For some years now, there's been something of an urban myth status about the fact that insurance companies would take a less than friendly approach to accident claims if it could be proved that the caravan or motorhome was overweight. Up until a few years ago, the urban myth bit was undoubtedly the case. However, in early 2019, there was a severe rollover accident near Walcha, NSW. It involved a Toyota Prado towing a caravan which resulted in fatalities. In the aftermath of the accident, the police – not the insurance company – collected all the bits and pieces from the accident and weighed them. The caravan was found to be overweight by 800kg, something quite staggering since there are vans on the road with a payload of just 400kg or less.
Apparently, it was the first recorded case of a caravan involved in a rollover accident being weighed afterwards. The driver was convicted of several offences, including that relating to the overweight caravan. This matter is in the news again because while the driver was originally sentenced to four years jail, a recent successful prosecution appeal resulted in a further two years added to the jail time. In case you missed it, the message here is that ignorance of RV weight matters is no excuse and it won’t be just the insurance company that takes a less-than-positive interest if an accident happens.
One of the benefits of owning a motorhome is that unless towing, there are fewer things to worry about in the weight department – just gross vehicle mass (GVM) and tare mass. Axle weights sometimes get into the mix but not often.
Some of these thoughts crossed my mind when I looked over a Jayco Conquest FA 24 4 motorhome not so long ago. In many ways, the Conquest is typical of the motorhome genre but has a few features that were a little different from the usual. Typical was the GVM of 4495kg. That neatly gets under the weight (5000kg) where otherwise, an LR truck licence is required. In several cases it also requires the truck manufacturer, think Mercedes Benz and Iveco, to derate the cab chassis from the original 5000kg and above rating. In the case of the Conquest, it has a tare mass of 3560kg, which gives it a healthy payload of 935kg. Somewhat better than many a caravan.

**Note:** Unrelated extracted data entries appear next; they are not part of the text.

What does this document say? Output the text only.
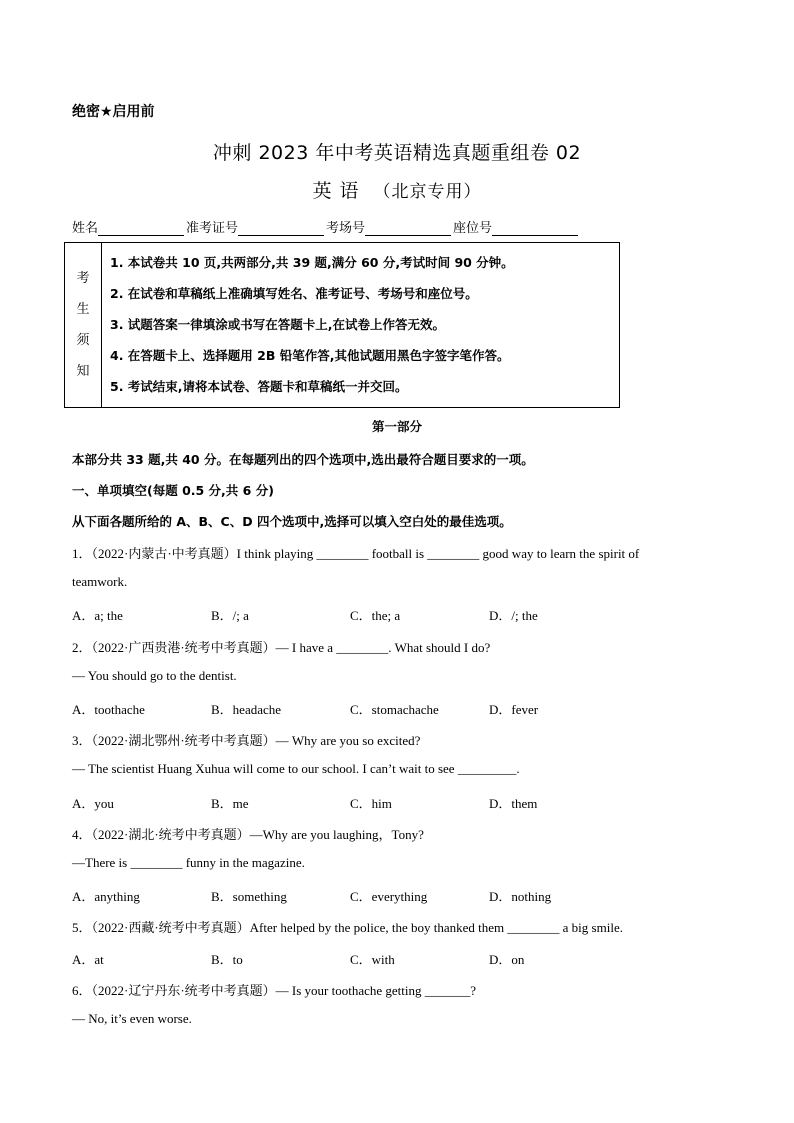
绝密★启用前
冲刺 2023 年中考英语精选真题重组卷 02
英 语 （北京专用）
姓名	准考证号	考场号	座位号
考
生
须
知
1. 本试卷共 10 页,共两部分,共 39 题,满分 60 分,考试时间 90 分钟。
2. 在试卷和草稿纸上准确填写姓名、准考证号、考场号和座位号。
3. 试题答案一律填涂或书写在答题卡上,在试卷上作答无效。
4. 在答题卡上、选择题用 2B 铅笔作答,其他试题用黑色字签字笔作答。
5. 考试结束,请将本试卷、答题卡和草稿纸一并交回。
第一部分
本部分共 33 题,共 40 分。在每题列出的四个选项中,选出最符合题目要求的一项。
一、单项填空(每题 0.5 分,共 6 分)
从下面各题所给的 A、B、C、D 四个选项中,选择可以填入空白处的最佳选项。
1．（2022·内蒙古·中考真题）I think playing ________ football is ________ good way to learn the spirit of
teamwork.
A．a; the	B．/; a	C．the; a	D．/; the
2．（2022·广西贵港·统考中考真题）— I have a ________. What should I do?
— You should go to the dentist.
A．toothache	B．headache	C．stomachache	D．fever
3．（2022·湖北鄂州·统考中考真题）— Why are you so excited?
— The scientist Huang Xuhua will come to our school. I can’t wait to see _________.
A．you	B．me	C．him	D．them
4．（2022·湖北·统考中考真题）—Why are you laughing，Tony?
—There is ________ funny in the magazine.
A．anything	B．something	C．everything	D．nothing
5．（2022·西藏·统考中考真题）After helped by the police, the boy thanked them ________ a big smile.
A．at	B．to	C．with	D．on
6．（2022·辽宁丹东·统考中考真题）— Is your toothache getting _______?
— No, it’s even worse.
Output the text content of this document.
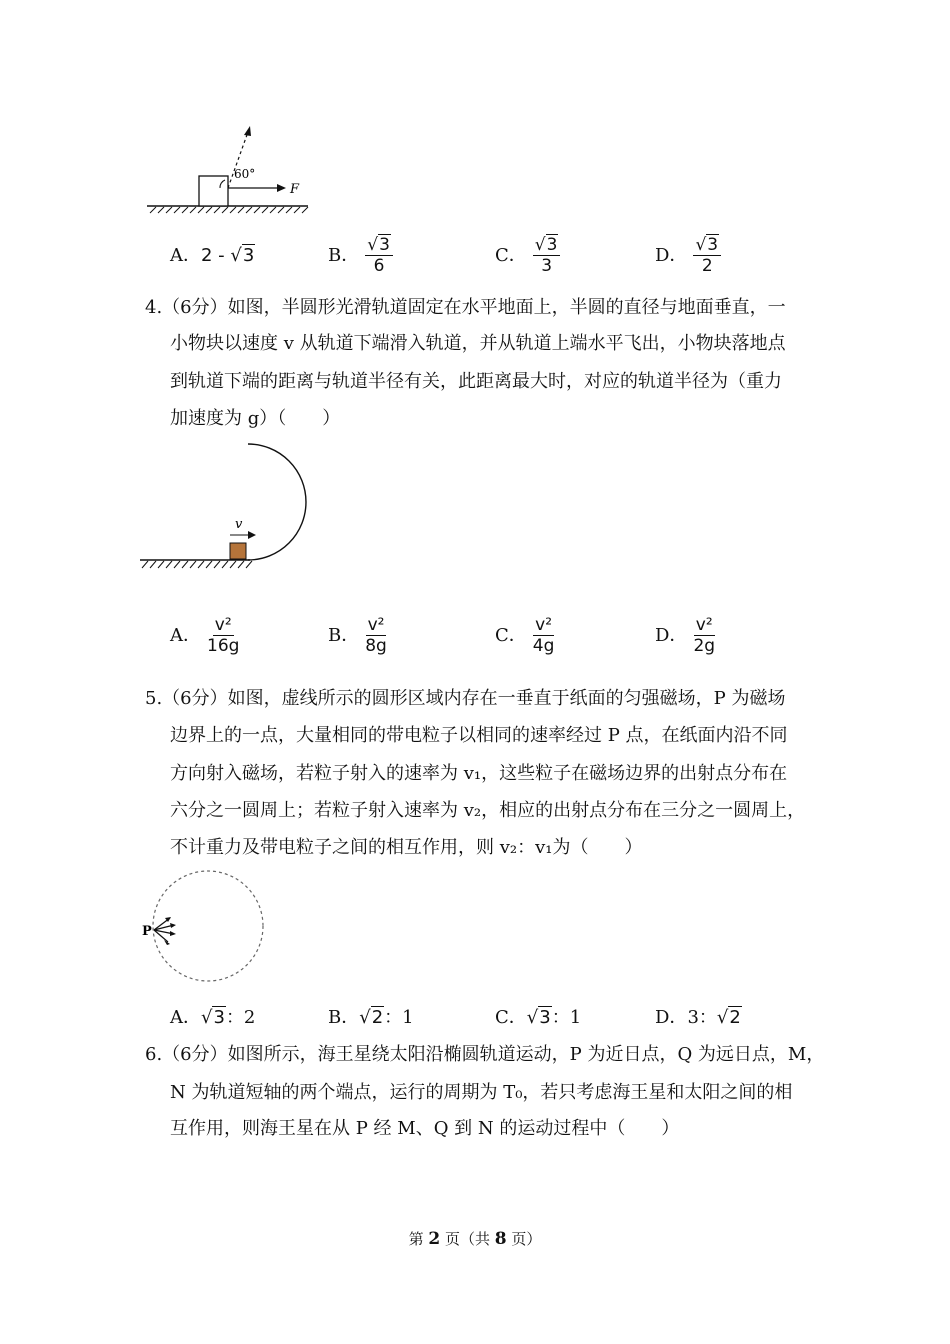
60°
F
A． 2 - √3	B． $\frac{√3}{6}$	C． $\frac{√3}{3}$	D． $\frac{√3}{2}$
4.（6分）如图，半圆形光滑轨道固定在水平地面上，半圆的直径与地面垂直，一
小物块以速度 v 从轨道下端滑入轨道，并从轨道上端水平飞出，小物块落地点
到轨道下端的距离与轨道半径有关，此距离最大时，对应的轨道半径为（重力
加速度为 g）（　　）
v
A． $\frac{\text{v²}}{16g}$	B． $\frac{\text{v²}}{8g}$	C． $\frac{\text{v²}}{4g}$	D． $\frac{\text{v²}}{2g}$
5.（6分）如图，虚线所示的圆形区域内存在一垂直于纸面的匀强磁场，P 为磁场
边界上的一点，大量相同的带电粒子以相同的速率经过 P 点，在纸面内沿不同
方向射入磁场，若粒子射入的速率为 v₁，这些粒子在磁场边界的出射点分布在
六分之一圆周上；若粒子射入速率为 v₂，相应的出射点分布在三分之一圆周上，
不计重力及带电粒子之间的相互作用，则 v₂：v₁为（　　）
P
A． √3 ：2	B． √2 ：1	C． √3 ：1	D． 3： √2
6.（6分）如图所示，海王星绕太阳沿椭圆轨道运动，P 为近日点，Q 为远日点，M，
N 为轨道短轴的两个端点，运行的周期为 T₀，若只考虑海王星和太阳之间的相
互作用，则海王星在从 P 经 M、Q 到 N 的运动过程中（　　）
第 2 页（共 8 页）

An external length of 7.56m (24ft 9in) gives the Conquest quite a spacious four-berth layout. That's achieved in part by having a drop-down bed, a less typical feature but not unusual. It tends to be more common in motorhomes than caravans and partly gets around the problem created by a Luton peak bed. While the Luton bed was a neat way of having a fixed bed in a motorhome and quite common, it wasn't always a popular feature with those folk who were less agile and had to clamber up a ladder every night to get to bed. It's an excellent way to retain a rear club lounge in the overall design. That's a very popular feature, particularly in New Zealand, but one that meant the rear lounge had to be made up into a bed or the Luton came into use.

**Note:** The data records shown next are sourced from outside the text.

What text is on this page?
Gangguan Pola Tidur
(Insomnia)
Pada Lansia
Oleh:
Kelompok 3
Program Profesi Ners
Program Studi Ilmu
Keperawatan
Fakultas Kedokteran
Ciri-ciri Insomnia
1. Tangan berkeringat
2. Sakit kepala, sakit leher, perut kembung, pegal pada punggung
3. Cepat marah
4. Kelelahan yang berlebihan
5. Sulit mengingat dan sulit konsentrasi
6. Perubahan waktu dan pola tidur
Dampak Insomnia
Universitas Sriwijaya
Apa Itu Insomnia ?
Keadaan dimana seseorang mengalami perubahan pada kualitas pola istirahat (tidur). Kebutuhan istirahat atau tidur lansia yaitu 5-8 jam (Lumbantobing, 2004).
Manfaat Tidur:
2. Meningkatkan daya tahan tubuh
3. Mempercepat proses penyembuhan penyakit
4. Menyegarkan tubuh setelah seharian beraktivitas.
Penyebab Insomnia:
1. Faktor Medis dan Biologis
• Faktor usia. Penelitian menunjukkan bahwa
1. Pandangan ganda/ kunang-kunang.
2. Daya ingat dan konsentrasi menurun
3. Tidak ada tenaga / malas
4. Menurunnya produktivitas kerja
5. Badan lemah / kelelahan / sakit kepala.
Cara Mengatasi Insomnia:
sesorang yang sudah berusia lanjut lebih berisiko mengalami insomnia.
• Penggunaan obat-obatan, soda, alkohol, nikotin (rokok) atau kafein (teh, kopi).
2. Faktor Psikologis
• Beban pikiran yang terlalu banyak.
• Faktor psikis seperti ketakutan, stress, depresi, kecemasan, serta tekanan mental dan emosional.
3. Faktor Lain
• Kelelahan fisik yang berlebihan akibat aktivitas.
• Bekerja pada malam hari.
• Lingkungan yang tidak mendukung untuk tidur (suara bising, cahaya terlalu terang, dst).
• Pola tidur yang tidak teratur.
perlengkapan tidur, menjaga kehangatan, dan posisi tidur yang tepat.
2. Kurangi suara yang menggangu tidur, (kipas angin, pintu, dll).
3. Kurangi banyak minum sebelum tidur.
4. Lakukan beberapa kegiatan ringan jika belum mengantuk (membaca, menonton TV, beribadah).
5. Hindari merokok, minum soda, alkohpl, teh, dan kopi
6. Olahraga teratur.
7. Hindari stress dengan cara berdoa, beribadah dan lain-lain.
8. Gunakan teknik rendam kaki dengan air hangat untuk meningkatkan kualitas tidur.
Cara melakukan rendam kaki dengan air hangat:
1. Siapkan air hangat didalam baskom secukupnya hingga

My review Conquest had a rear club lounge with drop-down bed above. It's a little bit of a compromise but one that ticks several practicality boxes in one go. Jayco has done quite a good job of the overall finish around the drop-down bed. Some manufacturers fit the bed and not much else, but Jayco has included ceiling lights and compartmented storage that can easily be reached from the bed. Although the overall design was quite good, one of the slight oddities was that the external storage bins, of which there are several, were not particularly large. Thus, reducing the ability to carry anything particularly big and heavy. That's one way of keeping the overall weight down!